Феликс косился на меня своими черными глазищами, такими огромными и бешеными без очков, и шуровал рукой под Юлиной юбкой, Юля сучила ножками и волнующе хихикала. Я свернул работу над статьей и засобирался домой, раз уж мне так не повезло в жизни. Но в дверях услышал капризный голосок Юли:
– Не уходи! Пусть не уходит.
Мы попытались вызвонить для компании Юлину подружку, которая когда-то спала с ними третьей, но подружка успела убежать к кому-то ещё, так что мы купили легкого вина и фруктов для Юли, водки для себя, кое-чего закусить, и поехали втроем на квартиру покойной бабушки Бьорка.

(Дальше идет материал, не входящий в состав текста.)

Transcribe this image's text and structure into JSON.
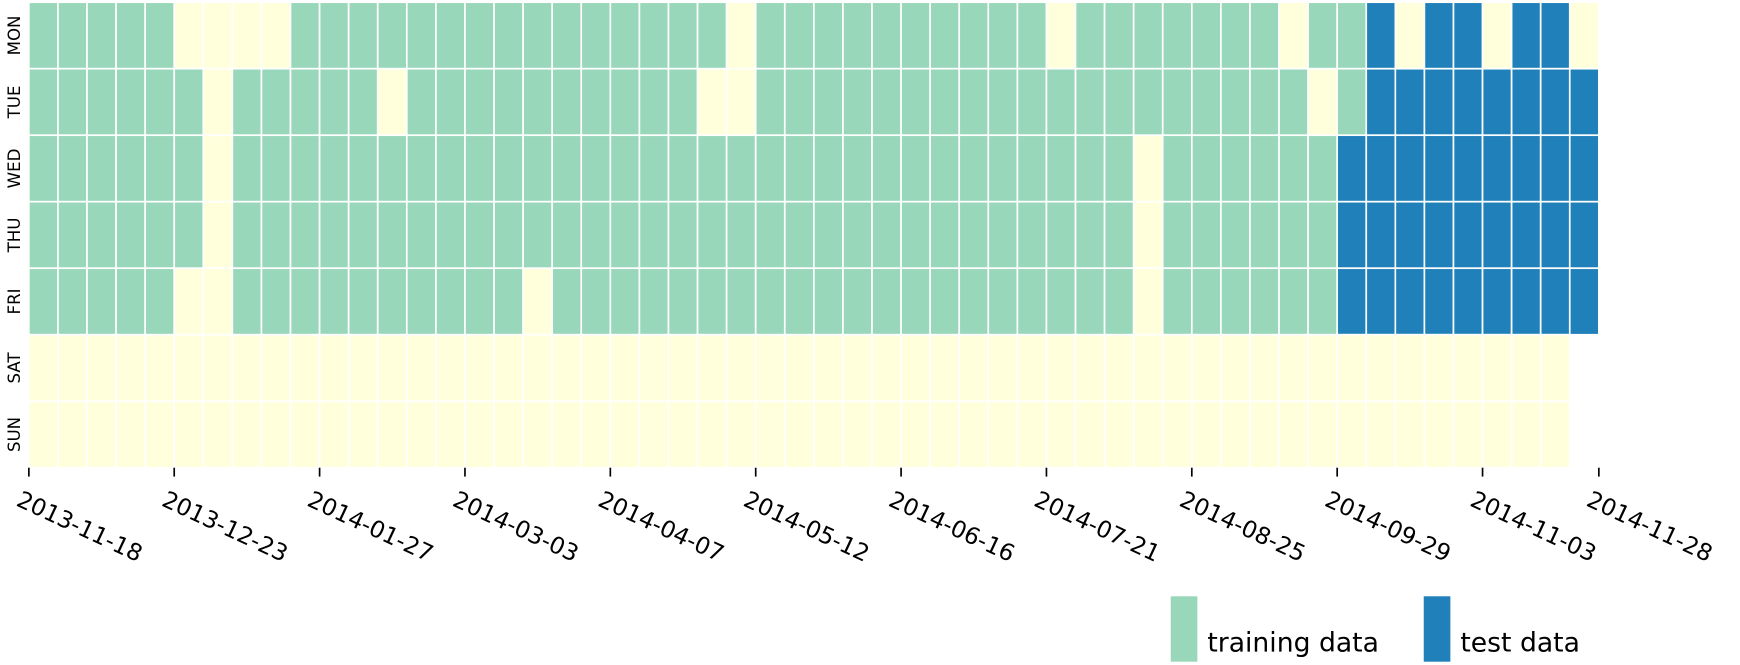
{
  "chart_data": {
    "type": "heatmap",
    "rows": [
      "MON",
      "TUE",
      "WED",
      "THU",
      "FRI",
      "SAT",
      "SUN"
    ],
    "x_tick_labels": [
      "2013-11-18",
      "2013-12-23",
      "2014-01-27",
      "2014-03-03",
      "2014-04-07",
      "2014-05-12",
      "2014-06-16",
      "2014-07-21",
      "2014-08-25",
      "2014-09-29",
      "2014-11-03",
      "2014-11-28"
    ],
    "empty_color": "#ffffdc",
    "series": [
      {
        "name": "training data",
        "color": "#99d7ba"
      },
      {
        "name": "test data",
        "color": "#2080b9"
      }
    ],
    "values": [
      [
        1,
        1,
        1,
        1,
        1,
        0,
        0,
        0,
        0,
        1,
        1,
        1,
        1,
        1,
        1,
        1,
        1,
        1,
        1,
        1,
        1,
        1,
        1,
        1,
        0,
        1,
        1,
        1,
        1,
        1,
        1,
        1,
        1,
        1,
        1,
        0,
        1,
        1,
        1,
        1,
        1,
        1,
        1,
        0,
        1,
        1,
        2,
        0,
        2,
        2,
        0,
        2,
        2,
        0
      ],
      [
        1,
        1,
        1,
        1,
        1,
        1,
        0,
        1,
        1,
        1,
        1,
        1,
        0,
        1,
        1,
        1,
        1,
        1,
        1,
        1,
        1,
        1,
        1,
        0,
        0,
        1,
        1,
        1,
        1,
        1,
        1,
        1,
        1,
        1,
        1,
        1,
        1,
        1,
        1,
        1,
        1,
        1,
        1,
        1,
        0,
        1,
        2,
        2,
        2,
        2,
        2,
        2,
        2,
        2
      ],
      [
        1,
        1,
        1,
        1,
        1,
        1,
        0,
        1,
        1,
        1,
        1,
        1,
        1,
        1,
        1,
        1,
        1,
        1,
        1,
        1,
        1,
        1,
        1,
        1,
        1,
        1,
        1,
        1,
        1,
        1,
        1,
        1,
        1,
        1,
        1,
        1,
        1,
        1,
        0,
        1,
        1,
        1,
        1,
        1,
        1,
        2,
        2,
        2,
        2,
        2,
        2,
        2,
        2,
        2
      ],
      [
        1,
        1,
        1,
        1,
        1,
        1,
        0,
        1,
        1,
        1,
        1,
        1,
        1,
        1,
        1,
        1,
        1,
        1,
        1,
        1,
        1,
        1,
        1,
        1,
        1,
        1,
        1,
        1,
        1,
        1,
        1,
        1,
        1,
        1,
        1,
        1,
        1,
        1,
        0,
        1,
        1,
        1,
        1,
        1,
        1,
        2,
        2,
        2,
        2,
        2,
        2,
        2,
        2,
        2
      ],
      [
        1,
        1,
        1,
        1,
        1,
        0,
        0,
        1,
        1,
        1,
        1,
        1,
        1,
        1,
        1,
        1,
        1,
        0,
        1,
        1,
        1,
        1,
        1,
        1,
        1,
        1,
        1,
        1,
        1,
        1,
        1,
        1,
        1,
        1,
        1,
        1,
        1,
        1,
        0,
        1,
        1,
        1,
        1,
        1,
        1,
        2,
        2,
        2,
        2,
        2,
        2,
        2,
        2,
        2
      ],
      [
        0,
        0,
        0,
        0,
        0,
        0,
        0,
        0,
        0,
        0,
        0,
        0,
        0,
        0,
        0,
        0,
        0,
        0,
        0,
        0,
        0,
        0,
        0,
        0,
        0,
        0,
        0,
        0,
        0,
        0,
        0,
        0,
        0,
        0,
        0,
        0,
        0,
        0,
        0,
        0,
        0,
        0,
        0,
        0,
        0,
        0,
        0,
        0,
        0,
        0,
        0,
        0,
        0,
        null
      ],
      [
        0,
        0,
        0,
        0,
        0,
        0,
        0,
        0,
        0,
        0,
        0,
        0,
        0,
        0,
        0,
        0,
        0,
        0,
        0,
        0,
        0,
        0,
        0,
        0,
        0,
        0,
        0,
        0,
        0,
        0,
        0,
        0,
        0,
        0,
        0,
        0,
        0,
        0,
        0,
        0,
        0,
        0,
        0,
        0,
        0,
        0,
        0,
        0,
        0,
        0,
        0,
        0,
        0,
        null
      ]
    ]
  }
}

Эта квартира, вернее – две комнаты коммунальной квартиры в закопченном кирпичном строении типа питерских доходных домов, запомнились мне надолго, поскольку соответствовали тому образу печальных, убогих жилищ, которые часто являются мне во сне.
В темном закоулке между домами я споткнулся и припал коленом на гору строительного песка. Затем споткнулся и чуть не упал ещё раз, в подъезде, освещенном очень тусклой красной лампочкой, с порога попав ногой в пустоту.
Феликс поздоровался с соседкой, запустил нас в комнату покойницы и закрыл за нами дверь на железный кованый крючок.
Пухлая, низкая, тяжелая дверь была обита черным дерматином и местами прорвалась – из прорех торчала грязная вата. Справа от входа, за занавеской из пестрого сиреневого ситца, висел алюминиевый рукомойник над мятым ведром. Слева стояла узкая тахта, твердая и выпуклая, как спина черепахи. Стенка над тахтой была украшена плюшевым гобеленом с золотой бахромой, на котором была изображена восхитительная картина в духе 1001 ночи: под покровом василькового, звездного, плюшевого неба один татарин в чалме умыкал волоокую красавицу на тонконогом скакуне, а другой целился в него из лука с высокой зубчатой башни. Под мутным, намертво запечатанным бесчисленными слоями синей краски оконцем с жутковатым видом на строительный пустырь, располагался шаткий круглый стол на гнутых ножках, застеленный прожженной клеенкой с грибками и цветочками.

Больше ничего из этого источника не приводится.